Fast automatic estimation of the number of clusters from the minimum inter-center distance for k-means clustering

Abstract

Center-based clustering methods like k-Means intend to identify closely packed clusters of data points by respectively finding the centers of each cluster. However, k-Means requires the user to guess the number of clusters, instead of estimating the same on the run. Hence, the incorporation of accurate automatic estimation of the natural number of clusters present in a data set is important to make a clustering method truly unsupervised. For k-Means, the minimum of the pairwise distance between cluster centers decreases as the user-defined number of clusters increases. In this paper, we observe that the last significant reduction occurs just as the user-defined number surpasses the natural number of clusters. Based on this insight, we propose two techniques: the Last Leap (LL) and the Last Major Leap (LML) to estimate the number of clusters for k-Means.
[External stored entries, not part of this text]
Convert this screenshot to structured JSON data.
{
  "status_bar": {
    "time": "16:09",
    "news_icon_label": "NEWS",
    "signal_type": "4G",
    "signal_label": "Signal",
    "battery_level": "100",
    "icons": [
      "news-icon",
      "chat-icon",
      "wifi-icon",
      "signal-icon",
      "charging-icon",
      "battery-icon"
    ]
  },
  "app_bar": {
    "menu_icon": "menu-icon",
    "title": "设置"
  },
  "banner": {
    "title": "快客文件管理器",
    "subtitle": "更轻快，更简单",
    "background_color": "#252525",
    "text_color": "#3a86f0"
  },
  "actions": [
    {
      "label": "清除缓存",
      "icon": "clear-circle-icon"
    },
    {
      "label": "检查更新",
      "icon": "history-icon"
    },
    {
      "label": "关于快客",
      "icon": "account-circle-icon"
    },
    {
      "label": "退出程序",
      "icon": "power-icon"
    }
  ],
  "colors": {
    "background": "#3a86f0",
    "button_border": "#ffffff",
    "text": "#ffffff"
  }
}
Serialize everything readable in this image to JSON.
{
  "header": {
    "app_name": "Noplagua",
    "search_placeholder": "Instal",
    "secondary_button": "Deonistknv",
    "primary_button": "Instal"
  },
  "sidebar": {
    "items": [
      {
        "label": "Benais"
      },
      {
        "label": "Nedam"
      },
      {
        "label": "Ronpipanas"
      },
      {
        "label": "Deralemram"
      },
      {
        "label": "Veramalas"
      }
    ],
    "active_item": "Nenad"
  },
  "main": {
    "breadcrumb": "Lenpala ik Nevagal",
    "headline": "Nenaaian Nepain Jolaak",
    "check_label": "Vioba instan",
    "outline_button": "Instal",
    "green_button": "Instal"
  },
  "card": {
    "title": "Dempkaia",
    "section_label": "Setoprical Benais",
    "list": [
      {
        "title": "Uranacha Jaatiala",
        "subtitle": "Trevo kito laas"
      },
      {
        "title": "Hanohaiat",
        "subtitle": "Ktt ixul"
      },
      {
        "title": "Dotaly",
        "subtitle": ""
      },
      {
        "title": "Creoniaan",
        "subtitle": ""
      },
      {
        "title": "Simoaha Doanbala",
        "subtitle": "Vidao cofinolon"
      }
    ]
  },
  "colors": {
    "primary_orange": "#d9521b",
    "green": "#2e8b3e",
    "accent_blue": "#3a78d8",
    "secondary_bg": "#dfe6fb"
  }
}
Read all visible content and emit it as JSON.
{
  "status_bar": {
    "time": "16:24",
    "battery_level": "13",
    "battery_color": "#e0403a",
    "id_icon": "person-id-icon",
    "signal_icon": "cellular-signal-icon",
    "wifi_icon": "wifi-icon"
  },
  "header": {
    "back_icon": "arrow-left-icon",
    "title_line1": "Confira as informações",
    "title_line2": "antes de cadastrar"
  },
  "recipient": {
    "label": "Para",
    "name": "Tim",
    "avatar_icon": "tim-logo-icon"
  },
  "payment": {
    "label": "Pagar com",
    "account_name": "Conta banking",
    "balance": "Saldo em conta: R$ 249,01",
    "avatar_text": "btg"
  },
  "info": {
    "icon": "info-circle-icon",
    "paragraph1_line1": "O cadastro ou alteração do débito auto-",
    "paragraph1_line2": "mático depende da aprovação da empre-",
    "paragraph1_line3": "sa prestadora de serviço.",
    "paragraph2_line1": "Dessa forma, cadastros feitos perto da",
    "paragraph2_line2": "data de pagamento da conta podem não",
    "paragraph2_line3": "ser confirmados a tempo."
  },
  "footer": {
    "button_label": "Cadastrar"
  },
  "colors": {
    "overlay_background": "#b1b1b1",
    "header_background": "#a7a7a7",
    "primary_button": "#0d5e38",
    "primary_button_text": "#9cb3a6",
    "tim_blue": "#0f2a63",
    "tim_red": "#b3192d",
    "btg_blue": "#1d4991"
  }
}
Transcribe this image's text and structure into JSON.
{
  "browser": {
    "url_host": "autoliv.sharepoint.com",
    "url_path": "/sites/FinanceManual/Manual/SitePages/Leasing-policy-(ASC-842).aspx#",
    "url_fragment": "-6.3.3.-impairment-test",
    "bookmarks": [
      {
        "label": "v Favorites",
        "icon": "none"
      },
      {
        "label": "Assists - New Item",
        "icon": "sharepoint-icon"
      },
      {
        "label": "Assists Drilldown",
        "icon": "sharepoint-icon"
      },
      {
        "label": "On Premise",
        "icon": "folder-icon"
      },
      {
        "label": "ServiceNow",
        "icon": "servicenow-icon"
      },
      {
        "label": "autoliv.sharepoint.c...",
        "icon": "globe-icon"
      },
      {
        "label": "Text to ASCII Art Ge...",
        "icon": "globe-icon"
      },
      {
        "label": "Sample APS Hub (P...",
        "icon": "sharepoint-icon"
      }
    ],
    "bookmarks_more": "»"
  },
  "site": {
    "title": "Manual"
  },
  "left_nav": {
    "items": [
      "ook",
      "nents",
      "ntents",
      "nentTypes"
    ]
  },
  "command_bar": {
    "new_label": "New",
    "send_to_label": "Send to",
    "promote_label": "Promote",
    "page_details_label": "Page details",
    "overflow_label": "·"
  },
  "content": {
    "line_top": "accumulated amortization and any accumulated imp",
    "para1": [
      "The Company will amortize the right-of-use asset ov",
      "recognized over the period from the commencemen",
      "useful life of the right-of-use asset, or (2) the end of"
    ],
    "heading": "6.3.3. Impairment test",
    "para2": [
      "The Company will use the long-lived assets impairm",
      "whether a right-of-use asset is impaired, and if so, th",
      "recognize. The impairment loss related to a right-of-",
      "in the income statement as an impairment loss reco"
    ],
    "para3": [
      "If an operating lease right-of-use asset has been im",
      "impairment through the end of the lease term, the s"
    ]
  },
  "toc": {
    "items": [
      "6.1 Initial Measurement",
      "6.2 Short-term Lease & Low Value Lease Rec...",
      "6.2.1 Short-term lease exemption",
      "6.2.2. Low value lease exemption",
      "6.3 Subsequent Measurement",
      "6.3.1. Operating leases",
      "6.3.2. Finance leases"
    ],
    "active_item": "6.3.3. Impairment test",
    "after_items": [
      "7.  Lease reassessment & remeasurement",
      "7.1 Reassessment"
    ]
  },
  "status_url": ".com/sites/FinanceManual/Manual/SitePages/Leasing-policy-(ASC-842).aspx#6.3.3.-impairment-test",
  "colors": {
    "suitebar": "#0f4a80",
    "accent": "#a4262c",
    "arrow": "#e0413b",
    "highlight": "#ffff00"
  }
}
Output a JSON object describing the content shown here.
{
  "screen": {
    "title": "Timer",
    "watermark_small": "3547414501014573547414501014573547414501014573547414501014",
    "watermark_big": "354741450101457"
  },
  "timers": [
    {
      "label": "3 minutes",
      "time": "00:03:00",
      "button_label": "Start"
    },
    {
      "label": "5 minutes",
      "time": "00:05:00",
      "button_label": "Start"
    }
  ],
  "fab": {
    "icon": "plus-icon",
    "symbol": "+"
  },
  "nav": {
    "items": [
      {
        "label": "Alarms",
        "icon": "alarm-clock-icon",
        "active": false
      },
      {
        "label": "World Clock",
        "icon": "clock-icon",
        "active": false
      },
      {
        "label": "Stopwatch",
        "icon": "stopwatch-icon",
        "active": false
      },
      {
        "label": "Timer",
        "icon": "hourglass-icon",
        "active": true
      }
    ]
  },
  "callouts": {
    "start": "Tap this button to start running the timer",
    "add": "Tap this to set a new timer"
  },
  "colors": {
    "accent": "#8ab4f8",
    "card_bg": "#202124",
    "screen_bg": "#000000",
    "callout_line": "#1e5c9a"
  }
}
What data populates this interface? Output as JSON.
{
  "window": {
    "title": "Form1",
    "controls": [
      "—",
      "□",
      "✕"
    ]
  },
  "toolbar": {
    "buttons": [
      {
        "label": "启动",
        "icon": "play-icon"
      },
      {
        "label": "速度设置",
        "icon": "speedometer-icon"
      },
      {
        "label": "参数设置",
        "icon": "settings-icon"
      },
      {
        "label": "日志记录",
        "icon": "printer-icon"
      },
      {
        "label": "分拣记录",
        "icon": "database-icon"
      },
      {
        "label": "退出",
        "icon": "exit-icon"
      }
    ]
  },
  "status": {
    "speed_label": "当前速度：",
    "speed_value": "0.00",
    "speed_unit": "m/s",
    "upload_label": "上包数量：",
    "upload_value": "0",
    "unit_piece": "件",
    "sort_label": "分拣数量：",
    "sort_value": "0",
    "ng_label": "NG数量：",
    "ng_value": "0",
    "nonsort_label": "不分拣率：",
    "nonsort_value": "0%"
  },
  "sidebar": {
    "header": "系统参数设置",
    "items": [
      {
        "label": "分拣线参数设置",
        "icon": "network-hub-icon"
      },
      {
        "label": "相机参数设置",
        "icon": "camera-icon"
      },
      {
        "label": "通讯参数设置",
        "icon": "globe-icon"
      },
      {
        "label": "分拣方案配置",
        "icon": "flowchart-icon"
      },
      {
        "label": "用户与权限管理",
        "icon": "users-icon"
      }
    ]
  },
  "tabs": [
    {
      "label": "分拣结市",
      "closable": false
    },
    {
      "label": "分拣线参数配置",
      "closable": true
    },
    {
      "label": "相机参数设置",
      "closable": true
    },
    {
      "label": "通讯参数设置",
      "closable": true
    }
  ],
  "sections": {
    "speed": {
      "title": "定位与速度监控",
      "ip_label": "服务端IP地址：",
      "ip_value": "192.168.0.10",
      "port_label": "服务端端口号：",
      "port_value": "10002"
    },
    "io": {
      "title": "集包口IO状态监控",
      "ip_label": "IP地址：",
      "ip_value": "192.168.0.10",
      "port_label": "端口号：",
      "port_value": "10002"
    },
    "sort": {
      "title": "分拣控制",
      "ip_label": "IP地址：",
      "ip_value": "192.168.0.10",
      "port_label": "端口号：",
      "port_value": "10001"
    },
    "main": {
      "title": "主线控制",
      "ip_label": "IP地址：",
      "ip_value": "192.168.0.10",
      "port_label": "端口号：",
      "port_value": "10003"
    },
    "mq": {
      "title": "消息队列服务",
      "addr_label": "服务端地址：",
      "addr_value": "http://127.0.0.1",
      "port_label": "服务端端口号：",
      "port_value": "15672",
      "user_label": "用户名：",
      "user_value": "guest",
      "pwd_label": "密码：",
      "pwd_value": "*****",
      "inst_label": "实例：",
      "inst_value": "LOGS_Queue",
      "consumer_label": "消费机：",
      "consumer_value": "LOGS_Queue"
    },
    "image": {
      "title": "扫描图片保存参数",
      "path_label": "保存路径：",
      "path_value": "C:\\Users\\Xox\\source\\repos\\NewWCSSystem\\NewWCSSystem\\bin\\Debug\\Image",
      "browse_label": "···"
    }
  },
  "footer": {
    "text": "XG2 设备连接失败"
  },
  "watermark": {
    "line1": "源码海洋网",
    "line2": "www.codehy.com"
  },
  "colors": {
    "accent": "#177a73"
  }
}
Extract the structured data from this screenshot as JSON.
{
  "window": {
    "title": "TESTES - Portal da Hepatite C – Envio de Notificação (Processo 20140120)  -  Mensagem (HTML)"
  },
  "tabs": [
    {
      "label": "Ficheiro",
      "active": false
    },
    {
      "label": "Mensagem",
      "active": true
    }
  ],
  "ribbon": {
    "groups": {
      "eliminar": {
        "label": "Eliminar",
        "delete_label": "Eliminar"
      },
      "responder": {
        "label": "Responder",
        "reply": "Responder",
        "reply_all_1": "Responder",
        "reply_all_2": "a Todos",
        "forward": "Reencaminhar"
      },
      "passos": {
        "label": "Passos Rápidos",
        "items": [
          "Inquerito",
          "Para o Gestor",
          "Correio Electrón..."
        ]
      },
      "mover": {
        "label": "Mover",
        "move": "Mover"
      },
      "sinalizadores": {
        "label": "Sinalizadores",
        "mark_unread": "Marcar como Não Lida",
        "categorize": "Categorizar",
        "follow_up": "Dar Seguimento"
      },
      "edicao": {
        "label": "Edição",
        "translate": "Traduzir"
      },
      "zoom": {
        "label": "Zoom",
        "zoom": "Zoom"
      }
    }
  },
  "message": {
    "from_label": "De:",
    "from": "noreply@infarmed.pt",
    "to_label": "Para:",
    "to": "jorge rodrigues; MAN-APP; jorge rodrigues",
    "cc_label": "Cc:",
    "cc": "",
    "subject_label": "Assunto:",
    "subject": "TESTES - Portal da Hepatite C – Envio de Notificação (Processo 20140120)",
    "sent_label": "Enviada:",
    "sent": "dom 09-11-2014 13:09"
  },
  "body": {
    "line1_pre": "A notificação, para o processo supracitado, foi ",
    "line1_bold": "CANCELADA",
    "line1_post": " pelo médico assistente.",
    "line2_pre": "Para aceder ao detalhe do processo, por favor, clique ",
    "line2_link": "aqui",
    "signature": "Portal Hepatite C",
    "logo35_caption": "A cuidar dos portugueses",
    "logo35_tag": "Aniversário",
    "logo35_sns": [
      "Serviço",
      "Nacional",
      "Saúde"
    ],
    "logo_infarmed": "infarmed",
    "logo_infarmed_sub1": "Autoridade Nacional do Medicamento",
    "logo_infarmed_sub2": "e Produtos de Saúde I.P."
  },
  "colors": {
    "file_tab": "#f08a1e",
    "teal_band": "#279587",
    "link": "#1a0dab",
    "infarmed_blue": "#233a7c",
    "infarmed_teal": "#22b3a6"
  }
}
Over a number of challenging situations, we show that LL accurately identifies the number of well-separated clusters, whereas LML identifies the number of equal-sized clusters. Any disparity between the values of LL and LML can thus inform a user about the underlying cluster structures present in the data set. The proposed techniques are independent of the size of the data set, making them especially suitable for large data sets. Experiments show that LL and LML perform competitively with the best cluster number estimation techniques while imposing drastically lower computational burden.